Des baisers parfum tabac de Tayari Jones

« Que de maux et de pleurs nous coûteront nos pères ! »

(Pierre Corneille)

Tayari Jones est une autrice et universitaire afro-américaine née en 1970 à Atlanta.  Elle est diplômée du Spelman College, de l’Université de l’Iowa et de l’Arizona State University. Elle est actuellement professeure Andrew D. White à l’Université Cornell et professeure Charles Howard Candler d’écriture créative à l’Université Emory. En 2018, elle acquiert le statut d’auteure à succès grâce à son quatrième roman, An American Marriage, qui est publié dans une vingtaine de pays. Des baisers parfum tabac est la traduction française de son troisième roman Silver sparrow publié en 2011.

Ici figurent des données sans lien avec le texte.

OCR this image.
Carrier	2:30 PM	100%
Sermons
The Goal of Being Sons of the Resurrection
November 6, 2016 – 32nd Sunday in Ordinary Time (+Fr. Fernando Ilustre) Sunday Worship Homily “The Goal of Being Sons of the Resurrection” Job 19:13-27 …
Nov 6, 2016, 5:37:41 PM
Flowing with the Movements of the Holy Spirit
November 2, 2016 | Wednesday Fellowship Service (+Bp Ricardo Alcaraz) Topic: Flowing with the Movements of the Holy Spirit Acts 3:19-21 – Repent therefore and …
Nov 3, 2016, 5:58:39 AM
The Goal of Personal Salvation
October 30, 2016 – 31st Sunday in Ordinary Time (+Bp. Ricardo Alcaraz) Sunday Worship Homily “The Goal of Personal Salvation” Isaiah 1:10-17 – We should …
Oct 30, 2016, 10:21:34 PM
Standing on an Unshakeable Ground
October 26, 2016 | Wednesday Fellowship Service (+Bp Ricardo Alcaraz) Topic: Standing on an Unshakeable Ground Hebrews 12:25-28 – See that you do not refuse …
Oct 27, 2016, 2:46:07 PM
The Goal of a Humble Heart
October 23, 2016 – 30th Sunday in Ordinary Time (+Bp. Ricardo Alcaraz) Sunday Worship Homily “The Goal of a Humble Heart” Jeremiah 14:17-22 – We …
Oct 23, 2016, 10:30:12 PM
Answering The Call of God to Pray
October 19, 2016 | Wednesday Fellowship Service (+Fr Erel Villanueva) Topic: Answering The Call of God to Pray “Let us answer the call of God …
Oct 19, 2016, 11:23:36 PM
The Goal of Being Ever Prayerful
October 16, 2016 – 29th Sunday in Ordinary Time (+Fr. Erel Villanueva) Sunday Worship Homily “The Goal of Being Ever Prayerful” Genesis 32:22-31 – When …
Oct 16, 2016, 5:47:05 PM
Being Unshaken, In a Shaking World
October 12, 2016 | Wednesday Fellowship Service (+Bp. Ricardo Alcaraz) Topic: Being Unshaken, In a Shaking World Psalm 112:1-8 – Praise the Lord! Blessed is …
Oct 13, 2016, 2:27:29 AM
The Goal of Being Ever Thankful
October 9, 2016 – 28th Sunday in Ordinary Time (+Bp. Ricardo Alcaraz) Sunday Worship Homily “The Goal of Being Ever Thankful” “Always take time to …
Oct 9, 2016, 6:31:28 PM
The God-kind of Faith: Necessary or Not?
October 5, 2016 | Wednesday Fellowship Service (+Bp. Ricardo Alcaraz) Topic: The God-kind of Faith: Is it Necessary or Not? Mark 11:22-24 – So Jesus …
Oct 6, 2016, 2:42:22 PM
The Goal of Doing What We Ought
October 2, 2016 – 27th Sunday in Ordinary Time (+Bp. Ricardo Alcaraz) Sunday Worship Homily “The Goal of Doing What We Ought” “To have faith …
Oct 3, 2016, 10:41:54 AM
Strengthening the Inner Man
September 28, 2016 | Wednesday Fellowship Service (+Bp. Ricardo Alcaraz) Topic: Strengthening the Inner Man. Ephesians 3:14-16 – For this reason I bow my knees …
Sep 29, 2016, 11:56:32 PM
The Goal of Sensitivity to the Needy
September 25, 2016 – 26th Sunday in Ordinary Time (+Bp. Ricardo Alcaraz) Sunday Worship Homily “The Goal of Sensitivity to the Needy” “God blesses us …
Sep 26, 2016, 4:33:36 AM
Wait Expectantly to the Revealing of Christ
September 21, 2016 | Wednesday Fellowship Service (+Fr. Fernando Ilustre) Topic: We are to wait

Dans ce troisième roman de Tayari Jones, le personnage central, James Lee Witherspoon, est bigame. Ses deux femmes : Laverne et Gwendolynn ont chacune une fille. Le roman s’articule en deux parties dans lesquelles chacune des deux filles de James nous livre le récit de leur histoire familiale. Tout en ayant pour toile de fond la lutte des droits civiques et l’émancipation des Noirs dans le sud des États-Unis, ce texte nous plonge donc dans l’intimité de cette famille particulière.

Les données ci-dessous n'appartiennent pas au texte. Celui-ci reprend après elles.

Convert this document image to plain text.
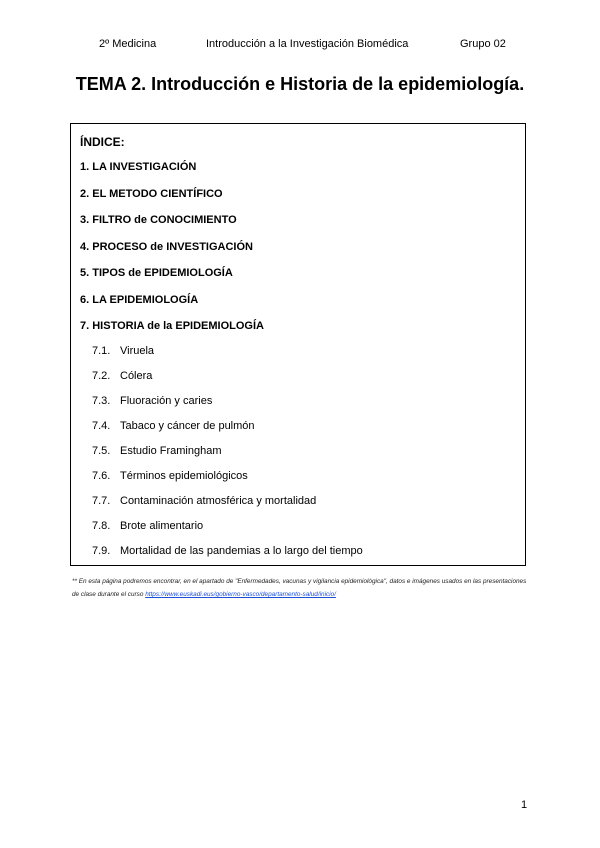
2º Medicina	Introducción a la Investigación Biomédica	Grupo 02
TEMA 2. Introducción e Historia de la epidemiología.
ÍNDICE:
1. LA INVESTIGACIÓN
2. EL METODO CIENTÍFICO
3. FILTRO de CONOCIMIENTO
4. PROCESO de INVESTIGACIÓN
5. TIPOS de EPIDEMIOLOGÍA
6. LA EPIDEMIOLOGÍA
7. HISTORIA de la EPIDEMIOLOGÍA
7.1. Viruela
7.2. Cólera
7.3. Fluoración y caries
7.4. Tabaco y cáncer de pulmón
7.5. Estudio Framingham
7.6. Términos epidemiológicos
7.7. Contaminación atmosférica y mortalidad
7.8. Brote alimentario
7.9. Mortalidad de las pandemias a lo largo del tiempo
** En esta página podremos encontrar, en el apartado de "Enfermedades, vacunas y vigilancia epidemiológica", datos e imágenes usados en las presentaciones de clase durante el curso https://www.euskadi.eus/gobierno-vasco/departamento-salud/inicio/
1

Dans la première partie du roman, Dana raconte comment sa mère, Gwen et elle vivent à l’ombre de la famille légitime de James. Ils habitent tous dans la même ville. Gwen sait pertinemment que leur mariage ne vaut rien aux yeux de la loi et que la bigamie de James n’est qu’un adultère qui s’est prolongé dans le temps. C’est une adulte qui a librement consenti à demeurer la maîtresse de James. Dana n’a rien choisi.  À l’âge de cinq ans, elle découvre que son existence est un secret. En grandissant, elle vit de plus en plus difficilement le fait de toujours passer en second pour tout. Rongée par la jalousie, Dana développe une fascination malsaine pour Chaurisse, « la vraie fille » de James, au point de provoquer une rencontre et de se lier d’amitié avec elle.

La deuxième partie du roman est consacrée au récit de Chaurisse qui nous fait le portrait de sa famille sur trois générations. Elle sera confrontée à la trahison de son père et devra surmonter l’amertume d’avoir vécu dans le mensonge toute sa vie.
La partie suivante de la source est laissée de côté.